PERK Kaninchen Polyklonaler Antikörper

Western-Blot-Analyse der PERK-Expression in A549- (A) und HepG2-Ganzzelllysaten (B). (Vorhergesagte Bandengröße: 125 kD; beobachtete Bandengröße: 125 kD)

Immunhistochemische Analyse der PERK-Färbung in einem mit Formalin fixierten, in Paraffin eingebetteten Gewebeschnitt des menschlichen Gehirns. Der Schnitt wurde mittels wärmevermittelter Antigengewinnung mit Natriumcitratpuffer (pH 6,0) vorbehandelt. Anschließend wurde der Schnitt mit dem Antikörper bei Raumtemperatur inkubiert und mithilfe eines HRP-konjugierten Kompaktpolymersystems nachgewiesen. Als Chromogen wurde DAB verwendet. Anschließend wurde der Schnitt mit Hämatoxylin gegengefärbt und mit DPX fixiert.

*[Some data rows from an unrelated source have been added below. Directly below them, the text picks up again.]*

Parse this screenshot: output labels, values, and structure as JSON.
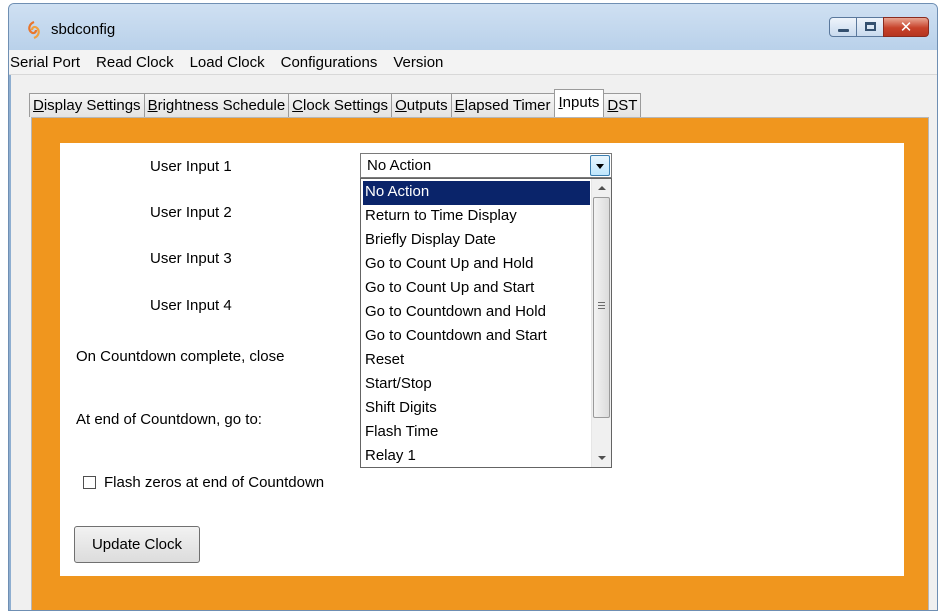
{
  "window": {
    "title": "sbdconfig",
    "icon": "app-logo-icon",
    "controls": {
      "minimize": "minimize-icon",
      "maximize": "maximize-icon",
      "close": "✕"
    }
  },
  "menu": [
    "Serial Port",
    "Read Clock",
    "Load Clock",
    "Configurations",
    "Version"
  ],
  "tabs": [
    {
      "label": "Display Settings",
      "mnemonic": "D",
      "rest": "isplay Settings"
    },
    {
      "label": "Brightness Schedule",
      "mnemonic": "B",
      "rest": "rightness Schedule"
    },
    {
      "label": "Clock Settings",
      "mnemonic": "C",
      "rest": "lock Settings"
    },
    {
      "label": "Outputs",
      "mnemonic": "O",
      "rest": "utputs"
    },
    {
      "label": "Elapsed Timer",
      "mnemonic": "E",
      "rest": "lapsed Timer"
    },
    {
      "label": "Inputs",
      "mnemonic": "I",
      "rest": "nputs"
    },
    {
      "label": "DST",
      "mnemonic": "D",
      "rest": "ST"
    }
  ],
  "active_tab": "Inputs",
  "accent_color": "#f0961e",
  "labels": {
    "user_input_1": "User Input 1",
    "user_input_2": "User Input 2",
    "user_input_3": "User Input 3",
    "user_input_4": "User Input 4",
    "countdown_close": "On Countdown complete, close",
    "countdown_goto": "At end of Countdown, go to:",
    "flash_zeros": "Flash zeros at end of Countdown"
  },
  "combo": {
    "selected": "No Action",
    "options": [
      "No Action",
      "Return to Time Display",
      "Briefly Display Date",
      "Go to Count Up and Hold",
      "Go to Count Up and Start",
      "Go to Countdown and Hold",
      "Go to Countdown and Start",
      "Reset",
      "Start/Stop",
      "Shift Digits",
      "Flash Time",
      "Relay 1"
    ]
  },
  "flash_zeros_checked": false,
  "button": {
    "update_clock": "Update Clock"
  }
}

Immunfluoreszenzanalyse der PERK-Färbung in HeLa-Zellen. Formalinfixierte Zellen wurden mit 0,1 % Triton X-100 in TBS für 5-10 Minuten permeabilisiert und mit 3 % BSA-PBS für 30 Minuten bei Raumtemperatur blockiert. Die Zellen wurden mit dem Primärantikörper in 3 % BSA-PBS sondiert und über Nacht bei 4 °C in einer befeuchteten Kammer inkubiert. Die Zellen wurden mit PBST gewaschen und mit einem DyLight 594-konjugierten Sekundärantikörper (rot) in PBS bei Raumtemperatur im Dunkeln inkubiert. Zur Färbung der Zellkerne (blau) wurde DAPI verwendet.

Immunpräzipitation von PERK aus 0,5 mg Hela-Ganzzellextrakt-Lysat unter Verwendung von 5 µg Anti-PERK-Antikörper und 50 µl Protein-G-Magnetkügelchen (+). Der Kontrolle (-) wurde kein Antikörper zugesetzt. Der Antikörper wurde unter Rühren mit Protein-G-Kügelchen 10 Minuten lang inkubiert, in RIPA-Puffer verdünntes Hela-Ganzzellextrakt-Lysat wurde zu jeder Probe gegeben und weitere 10 Minuten unter Rühren inkubiert. Die Proteine ​​wurden durch Zugabe von 40 μl SDS-Ladepuffer eluiert und 10 Minuten lang bei 70 °C inkubiert. 10 µl jeder Probe wurden auf einem SDS-PAGE-Gel aufgetrennt, auf eine Nitrozellulosemembran übertragen, mit 5 % BSA blockiert und mit Anti-PERK Antibody sondiert.